I’d love to spend a little time talking about what might be next, but the reality is I’ve got seven different files sitting on my desktop right now in various stages of development. One is ready for final editing. Most are somewhere between notes or rough outlines and fully fleshed out written chapters. Some are “mine” some belong to my alter ego. What I work on largely depends on my mood. It’s not exactly an efficient way to operate. It might not even be an effective way to operate. Fortunately, since I’m doing this more as a way to blow off stress and be creative, the need to be effective or efficient isn’t exactly a driving force.

I love writing and get a real charge out of seeing someone pay money to read something I’ve come up with. At heart, though, I still mostly identify as a half-assed blogger so it’s safe to assume that the lion’s share of the day’s word count is going to keep pouring out on these pages for the world to see at no additional charge.

You’re welcome.

Like a used car…

I had another interview this afternoon. Different job. Different organization. Still in roughly the same geographic area I’m in now. It seemed to go well enough, though I may be a spectacularly bad judge of that sort of thing. I generally count not tripping myself on the way in the door as a personal victory.

What I’ve found in interviewing for positions in the local area is that you tend to run into some of the same people. Repeatedly. In both recent occasions, I’ve known at least one of the other people interviewing for the position. Some people would find that awkward. Maybe I should be one of them, but I’m not. One of the helpful skills I’ve developed over the last decade and a half is that I just don’t take any of this stuff personally. And for the most part it really, truly isn’t personal – because the bureaucracy just doesn’t have the time or inclination to care about you the individual. That may sound negative, but with hundreds of thousands of moving widgets it’s generally just a function of trying to find the one that appears like it would mesh best with the other cogs that are already in motion and then cramming it into the available opening.

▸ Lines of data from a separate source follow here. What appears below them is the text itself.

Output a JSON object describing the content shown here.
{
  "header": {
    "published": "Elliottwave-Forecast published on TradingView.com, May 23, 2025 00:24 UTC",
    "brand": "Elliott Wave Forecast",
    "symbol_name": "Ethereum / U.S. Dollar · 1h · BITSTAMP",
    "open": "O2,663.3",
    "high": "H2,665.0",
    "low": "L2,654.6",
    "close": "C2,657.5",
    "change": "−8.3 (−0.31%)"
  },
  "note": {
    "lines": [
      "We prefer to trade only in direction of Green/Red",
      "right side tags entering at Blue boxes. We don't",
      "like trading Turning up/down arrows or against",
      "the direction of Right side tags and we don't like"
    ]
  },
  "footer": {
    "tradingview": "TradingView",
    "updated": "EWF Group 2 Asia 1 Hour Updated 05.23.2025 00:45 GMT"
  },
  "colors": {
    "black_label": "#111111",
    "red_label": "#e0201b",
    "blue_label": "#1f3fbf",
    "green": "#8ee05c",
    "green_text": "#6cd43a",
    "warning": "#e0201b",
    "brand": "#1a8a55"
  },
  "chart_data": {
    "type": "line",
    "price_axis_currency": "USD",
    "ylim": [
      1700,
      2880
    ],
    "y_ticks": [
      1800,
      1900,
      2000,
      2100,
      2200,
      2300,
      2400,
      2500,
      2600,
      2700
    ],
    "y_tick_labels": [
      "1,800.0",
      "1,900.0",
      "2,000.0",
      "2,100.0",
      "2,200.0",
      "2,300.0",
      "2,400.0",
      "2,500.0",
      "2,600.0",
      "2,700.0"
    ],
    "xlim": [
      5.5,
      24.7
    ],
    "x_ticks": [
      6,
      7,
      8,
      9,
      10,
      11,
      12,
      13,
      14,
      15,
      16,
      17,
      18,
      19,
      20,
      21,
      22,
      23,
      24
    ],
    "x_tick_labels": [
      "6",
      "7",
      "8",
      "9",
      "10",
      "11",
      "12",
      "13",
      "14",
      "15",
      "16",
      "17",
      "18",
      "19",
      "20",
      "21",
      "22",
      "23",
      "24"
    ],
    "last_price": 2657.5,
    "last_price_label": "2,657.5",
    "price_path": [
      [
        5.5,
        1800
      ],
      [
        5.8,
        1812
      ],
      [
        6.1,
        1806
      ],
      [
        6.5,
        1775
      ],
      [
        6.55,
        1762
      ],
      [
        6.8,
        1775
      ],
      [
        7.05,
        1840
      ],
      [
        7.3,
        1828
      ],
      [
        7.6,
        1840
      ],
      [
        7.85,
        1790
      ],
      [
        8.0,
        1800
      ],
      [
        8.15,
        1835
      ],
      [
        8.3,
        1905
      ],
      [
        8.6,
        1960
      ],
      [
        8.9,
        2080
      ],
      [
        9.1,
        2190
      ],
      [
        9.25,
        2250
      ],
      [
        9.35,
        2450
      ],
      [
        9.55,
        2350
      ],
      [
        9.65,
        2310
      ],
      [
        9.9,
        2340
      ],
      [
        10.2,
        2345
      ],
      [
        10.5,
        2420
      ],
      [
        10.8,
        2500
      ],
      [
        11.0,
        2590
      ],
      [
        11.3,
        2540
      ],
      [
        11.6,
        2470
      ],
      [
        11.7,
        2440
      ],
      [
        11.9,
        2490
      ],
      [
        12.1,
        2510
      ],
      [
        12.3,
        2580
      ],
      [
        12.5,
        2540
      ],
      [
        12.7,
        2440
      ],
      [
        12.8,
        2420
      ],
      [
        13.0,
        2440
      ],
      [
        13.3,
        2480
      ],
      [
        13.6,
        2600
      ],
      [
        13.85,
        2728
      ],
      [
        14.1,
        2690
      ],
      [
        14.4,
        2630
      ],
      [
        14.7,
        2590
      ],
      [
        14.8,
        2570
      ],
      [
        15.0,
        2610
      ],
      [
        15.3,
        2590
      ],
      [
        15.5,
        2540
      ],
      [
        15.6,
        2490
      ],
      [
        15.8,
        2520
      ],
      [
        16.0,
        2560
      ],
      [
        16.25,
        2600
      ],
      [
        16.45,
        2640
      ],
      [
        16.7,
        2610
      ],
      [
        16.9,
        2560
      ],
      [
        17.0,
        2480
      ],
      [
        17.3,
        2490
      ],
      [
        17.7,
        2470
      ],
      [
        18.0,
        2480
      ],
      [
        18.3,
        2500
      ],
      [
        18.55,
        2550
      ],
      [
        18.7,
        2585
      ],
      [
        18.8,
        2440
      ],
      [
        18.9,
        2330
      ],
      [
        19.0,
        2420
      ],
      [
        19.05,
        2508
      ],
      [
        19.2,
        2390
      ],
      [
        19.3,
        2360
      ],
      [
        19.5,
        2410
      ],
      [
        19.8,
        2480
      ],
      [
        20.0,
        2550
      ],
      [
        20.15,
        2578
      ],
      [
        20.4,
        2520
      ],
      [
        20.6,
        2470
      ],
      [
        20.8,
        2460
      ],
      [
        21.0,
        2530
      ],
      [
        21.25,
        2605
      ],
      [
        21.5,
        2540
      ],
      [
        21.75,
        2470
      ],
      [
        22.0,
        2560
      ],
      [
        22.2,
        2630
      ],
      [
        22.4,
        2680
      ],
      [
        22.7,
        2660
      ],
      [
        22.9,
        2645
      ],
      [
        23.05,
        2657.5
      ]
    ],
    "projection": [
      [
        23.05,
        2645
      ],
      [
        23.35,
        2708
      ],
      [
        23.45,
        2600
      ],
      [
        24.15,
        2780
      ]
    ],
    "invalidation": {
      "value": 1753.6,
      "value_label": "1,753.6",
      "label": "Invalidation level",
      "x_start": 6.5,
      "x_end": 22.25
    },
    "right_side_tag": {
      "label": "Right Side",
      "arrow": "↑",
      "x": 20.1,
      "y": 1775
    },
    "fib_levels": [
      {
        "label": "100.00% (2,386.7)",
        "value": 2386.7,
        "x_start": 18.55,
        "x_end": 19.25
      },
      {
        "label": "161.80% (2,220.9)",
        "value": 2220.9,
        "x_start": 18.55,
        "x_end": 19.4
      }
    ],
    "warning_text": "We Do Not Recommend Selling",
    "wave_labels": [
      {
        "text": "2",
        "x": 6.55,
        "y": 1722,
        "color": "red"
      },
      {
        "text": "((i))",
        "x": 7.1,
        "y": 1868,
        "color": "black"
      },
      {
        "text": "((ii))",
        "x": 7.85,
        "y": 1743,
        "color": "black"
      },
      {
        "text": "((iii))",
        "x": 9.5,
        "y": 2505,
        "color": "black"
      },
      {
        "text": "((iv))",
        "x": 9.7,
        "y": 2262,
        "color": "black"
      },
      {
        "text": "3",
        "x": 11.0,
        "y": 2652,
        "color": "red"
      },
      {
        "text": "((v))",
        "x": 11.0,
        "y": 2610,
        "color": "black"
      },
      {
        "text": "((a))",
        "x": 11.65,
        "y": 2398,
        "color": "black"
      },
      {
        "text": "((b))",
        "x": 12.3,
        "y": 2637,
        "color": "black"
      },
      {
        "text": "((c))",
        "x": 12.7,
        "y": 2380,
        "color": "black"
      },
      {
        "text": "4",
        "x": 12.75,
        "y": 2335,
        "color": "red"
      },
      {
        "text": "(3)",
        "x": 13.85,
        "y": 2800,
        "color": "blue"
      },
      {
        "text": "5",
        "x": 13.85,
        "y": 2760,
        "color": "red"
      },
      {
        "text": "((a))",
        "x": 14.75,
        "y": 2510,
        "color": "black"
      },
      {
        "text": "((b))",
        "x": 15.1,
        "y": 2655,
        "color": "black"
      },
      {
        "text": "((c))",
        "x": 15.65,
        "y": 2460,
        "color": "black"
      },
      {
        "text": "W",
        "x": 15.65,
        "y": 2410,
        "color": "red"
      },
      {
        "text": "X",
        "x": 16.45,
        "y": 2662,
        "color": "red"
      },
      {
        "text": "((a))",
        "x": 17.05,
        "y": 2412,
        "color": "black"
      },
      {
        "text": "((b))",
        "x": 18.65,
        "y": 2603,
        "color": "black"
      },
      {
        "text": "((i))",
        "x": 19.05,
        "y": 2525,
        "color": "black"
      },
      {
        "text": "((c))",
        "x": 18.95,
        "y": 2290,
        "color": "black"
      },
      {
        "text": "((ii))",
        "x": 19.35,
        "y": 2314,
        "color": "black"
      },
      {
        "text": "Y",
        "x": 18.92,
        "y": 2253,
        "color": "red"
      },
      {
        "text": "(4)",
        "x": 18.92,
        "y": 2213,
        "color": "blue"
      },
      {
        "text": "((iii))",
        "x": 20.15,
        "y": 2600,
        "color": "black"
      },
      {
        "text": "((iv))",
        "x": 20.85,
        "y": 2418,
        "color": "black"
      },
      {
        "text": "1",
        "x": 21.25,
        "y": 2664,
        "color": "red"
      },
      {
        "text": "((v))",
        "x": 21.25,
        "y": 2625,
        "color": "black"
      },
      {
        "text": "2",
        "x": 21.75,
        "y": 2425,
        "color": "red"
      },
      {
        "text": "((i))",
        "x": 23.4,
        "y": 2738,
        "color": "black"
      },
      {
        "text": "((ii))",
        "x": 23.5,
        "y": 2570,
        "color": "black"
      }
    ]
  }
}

Look, I’d rather get offered one or both of these jobs than not. I mean I wouldn’t have bothered putting on a tie if I wasn’t at least interested. What I’m not doing is giving these decisions a lot of life or death credibility no matter which way they break. I’d like the chance to do some different work and if neither one of these pans out it seems like I’ve at least cracked the code on getting my resume in front of the people making decisions. Having sent out hundreds of resumes in my time with Uncle, I’m secure in saying that’s easily 95% of the battle.

The other 5% is about selling yourself like a used car. If you’re feeling a little dirty when you’re done, you’ve probably done it right. Talk about life skills no one ever bothers to teach you.